Loon's chief executive will be Alastair Westgas, a veteran of the telecommunications industry who will be in charge of finalising cooperation agreements with telecom companies around the world to deploy their company's balloons into their networks. Provide network services to their customers.
In the real world, failure is failure. Slowly, your desire to die will become a survival instinct.
X will pay close attention to Loon and Wing, but its attention will soon shift to finding new "moon landing projects" to replace them. Whether Internet balloons and delivery Drones will dominate the sky or crash on the earth will take years to test. It will take a long time for us to find out the answers to X's failure, Tinker, improvement and introduction to others.

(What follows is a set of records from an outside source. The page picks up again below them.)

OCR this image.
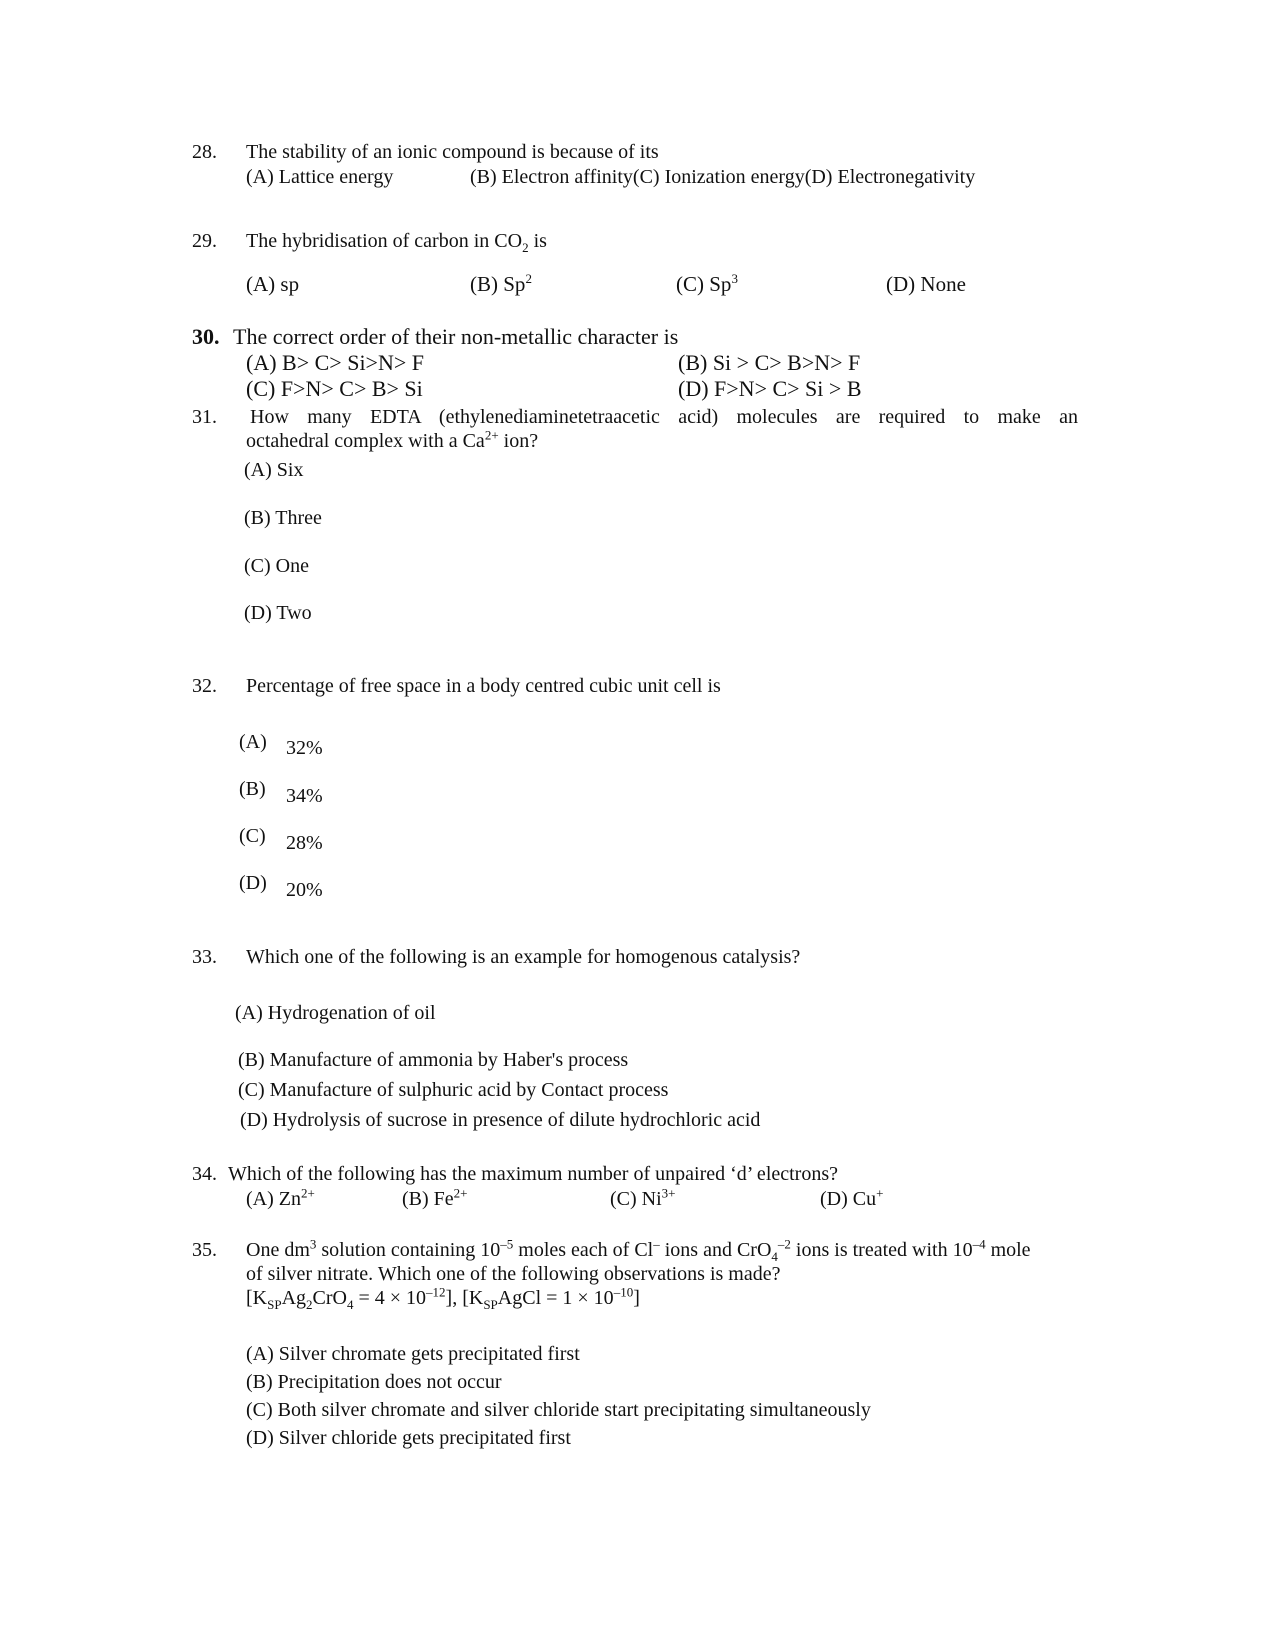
28. The stability of an ionic compound is because of its
(A) Lattice energy	(B) Electron affinity(C) Ionization energy(D) Electronegativity
29. The hybridisation of carbon in $CO_2$ is
(A) sp	(B) Sp$^2$	(C) Sp$^3$	(D) None
30. The correct order of their non-metallic character is
(A) B> C> Si>N> F	(B) Si > C> B>N> F
(C) F>N> C> B> Si	(D) F>N> C> Si > B
31. How many EDTA (ethylenediaminetetraacetic acid) molecules are required to make an
octahedral complex with a $Ca^{2+}$ ion?
(A) Six
(B) Three
(C) One
(D) Two
32. Percentage of free space in a body centred cubic unit cell is
(A) 32%
(B) 34%
(C) 28%
(D) 20%
33. Which one of the following is an example for homogenous catalysis?
(A) Hydrogenation of oil
(B) Manufacture of ammonia by Haber's process
(C) Manufacture of sulphuric acid by Contact process
(D) Hydrolysis of sucrose in presence of dilute hydrochloric acid
34. Which of the following has the maximum number of unpaired ‘d’ electrons?
(A) $Zn^{2+}$	(B) $Fe^{2+}$	(C) $Ni^{3+}$	(D) Cu+
35. One $dm^3$ solution containing $10^{-5}$ moles each of Cl– ions and CrO$_4^{-2}$ ions is treated with $10^{-4}$ mole
of silver nitrate. Which one of the following observations is made?
$[K_{SP}Ag_2CrO_4 = 4 \times 10^{-12}]$, $[K_{SP}AgCl = 1 \times 10^{-10}]$
(A) Silver chromate gets precipitated first
(B) Precipitation does not occur
(C) Both silver chromate and silver chloride start precipitating simultaneously
(D) Silver chloride gets precipitated first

But back at Winnemucca, the balloon was rising steadily. It entered the desert, spent a night in the area, then flew to Denver, then Nebraska. Nick Corley told me that three balloons fired from a Puerto Rican base a few days ago were in the area. My eyes kept going back and forth until, guided by Cory, I found the smallest and whitest white dots moving quietly 62500 feet above my head. That's about 0.005 to the moon, and when you think about it, it's not that far away.